In the previous post in this series I explained some of the foundations related to the role of exposure time in photography. This time I’ll share some thoughts on uses of long exposure times as an artistic tool, especially in scenes with moving water.
The effect has been demonstrated often, so let’s just summarize it briefly. Moving water looks very differently depending on the exposure time. With very short exposures, the movement will freeze, like in this crashing wave exposed at 1/1000th of a second.
In contrast, longer exposure times will increasingly smooth out water until it dissolves into a fluffy mist. Here are two exposures of the same scene, one at 1/8th of a second and the other with 25 seconds exposure time.
Now, when looking at this different ways to photograph water, I think it is worth noting that none of these is “realistic”, even though the shorter exposure might look more realistic than the longer ones. But our eyes can neither freeze a scene nor stretch the viewing time. And, if I remember correctly, the time resolution of our eye is somewhere at around 1/100th of a second.
When we analyze the visual effects produced by these different exposures, I’d say that the first one (the crashing wave) shows both the force and fragmentary nature of water. The second shows the flow of water and its force against the stone. And, finally, the third actually almost removes the water from the picture and highlights the stone, with the flowing water creating negative, or empty, space around it. This third version only hints at the force of water, but that force isn’t the “topic” of the picture.
It may be also worth noting that none of these effects can be convincingly added in Photoshop, but can only be produced by varying the time of exposure. The photographer can, however, stretch and increase exposure time by closing the aperture and/or by putting sunglasses on the lens (in form of darkening glass filters). In my work, I have avoided long exposures like in the third picture above until about a year ago. Why? Because the “fluffy water” effect is a rather overused cliché in current landscape photography.
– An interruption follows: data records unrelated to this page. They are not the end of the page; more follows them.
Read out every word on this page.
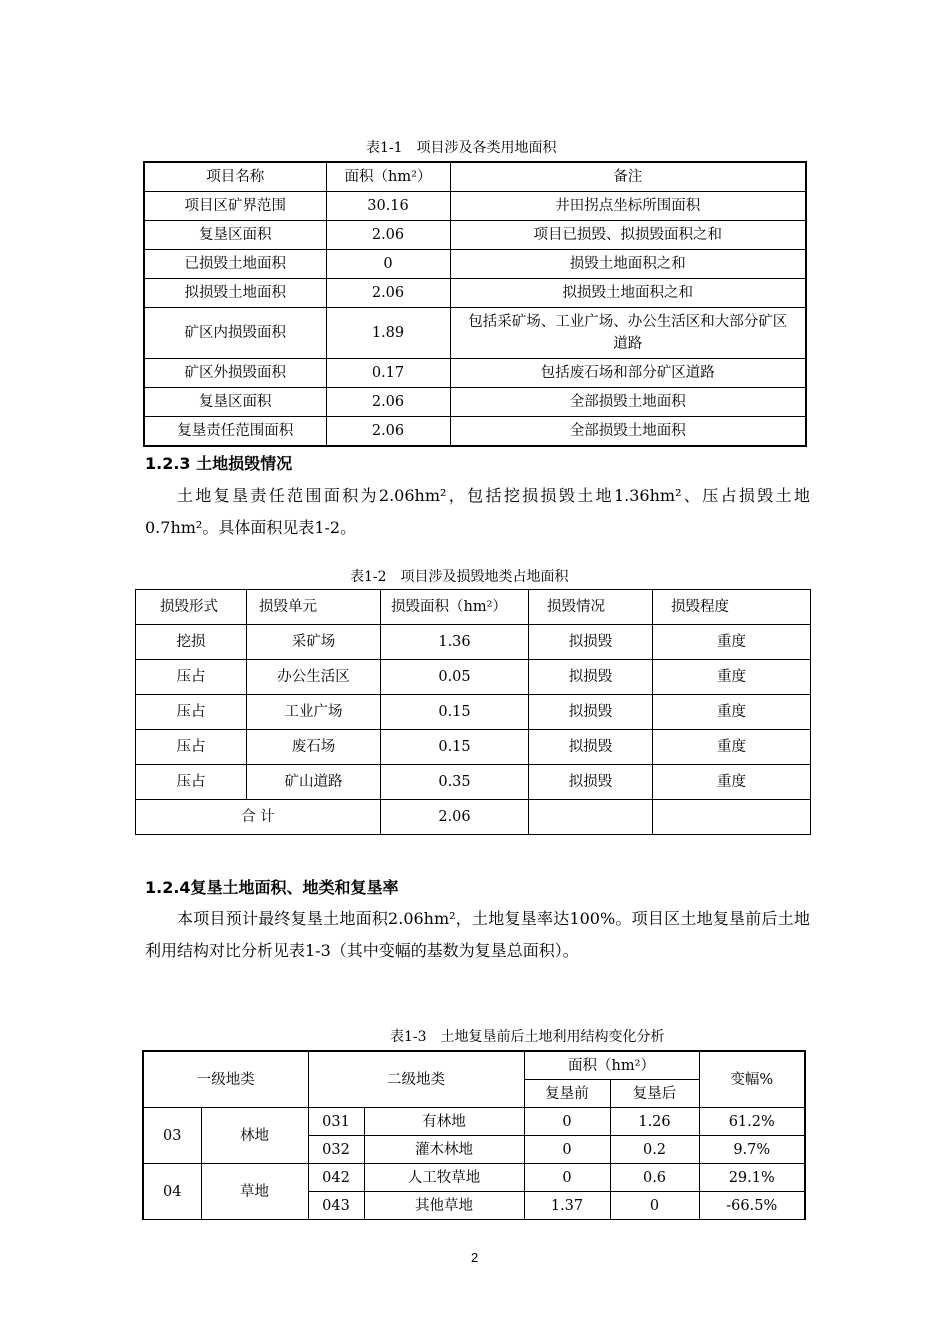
表1-1　项目涉及各类用地面积
项目名称	面积（hm²）	备注
项目区矿界范围	30.16	井田拐点坐标所围面积
复垦区面积	2.06	项目已损毁、拟损毁面积之和
已损毁土地面积	0	损毁土地面积之和
拟损毁土地面积	2.06	拟损毁土地面积之和
矿区内损毁面积	1.89	包括采矿场、工业广场、办公生活区和大部分矿区道路
矿区外损毁面积	0.17	包括废石场和部分矿区道路
复垦区面积	2.06	全部损毁土地面积
复垦责任范围面积	2.06	全部损毁土地面积
1.2.3 土地损毁情况
土地复垦责任范围面积为2.06hm²，包括挖损损毁土地1.36hm²、压占损毁土地0.7hm²。具体面积见表1-2。
表1-2　项目涉及损毁地类占地面积
损毁形式	损毁单元	损毁面积（hm²）	损毁情况	损毁程度
挖损	采矿场	1.36	拟损毁	重度
压占	办公生活区	0.05	拟损毁	重度
压占	工业广场	0.15	拟损毁	重度
压占	废石场	0.15	拟损毁	重度
压占	矿山道路	0.35	拟损毁	重度
合 计		2.06		
1.2.4复垦土地面积、地类和复垦率
本项目预计最终复垦土地面积2.06hm²，土地复垦率达100%。项目区土地复垦前后土地利用结构对比分析见表1-3（其中变幅的基数为复垦总面积）。
表1-3　土地复垦前后土地利用结构变化分析
一级地类		二级地类		面积（hm²）		变幅%
				复垦前	复垦后	
03	林地	031	有林地	0	1.26	61.2%
		032	灌木林地	0	0.2	9.7%
04	草地	042	人工牧草地	0	0.6	29.1%
		043	其他草地	1.37	0	-66.5%
2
But if you look at my current portfolio, you will find long exposures with water – a lot. Actually, it has almost become on of the defining elements in the aesthetics of my photography. So what caused this change of mind? To explain, I’ll have to take a step back and look at one of the fundamentals of landscape photography and ask: what is the photographer doing, when he/she points a camera at a landscape?
A common answer is: nature is messy. And it is worse when photographed. All the chaotic twigs and things the eye blends out from a scene brutally show on a photograph. Therefore, by selection and composition, the photographer creates order from this mess.
While I agree with the statement that a camera randomly pointed at a natural scene will produce a mess, I tend to disagree with the first statement though, namely that this is due to an inherent messiness of nature. I rather think the opposite is true: nature is a highly ordered, although fractal, environment and the camera is just badly tuned to show it. So for me the “mission” of a landscape photographer is to make this inherent order visible, or at least visually readable. A landscape scene can be highly complex; if it is readable then the picture can still be successful. An example for this is Ansel Adam’s “Tenaya Creek”.
Now, I live at the coast in a country with 180.000 lakes. Thus the likelihood that water will show up in my photographs is statistically significant. And the longer I was looking at water in different forms, the more it seemed to me like it should be shown not as individual waves and droplets, but like a body, an empty but forceful space surrounding the material forms not only in the sea and lakes, but also in form of mist and clouds. And the only way to melt away the individual moment in the movement of water is to expose for a longer time.
I know, this begs for an example. Here you go:
In the shorter exposure to the left, the ripples in the sea separate the water from the mist and sky and actually distracts from the atmosphere of the picture. In the longer exposure to the right sky, mist and sea are unified. If at the same time the longer exposure gives the notion that melancholy drifts through the scene like a lost soul – even better.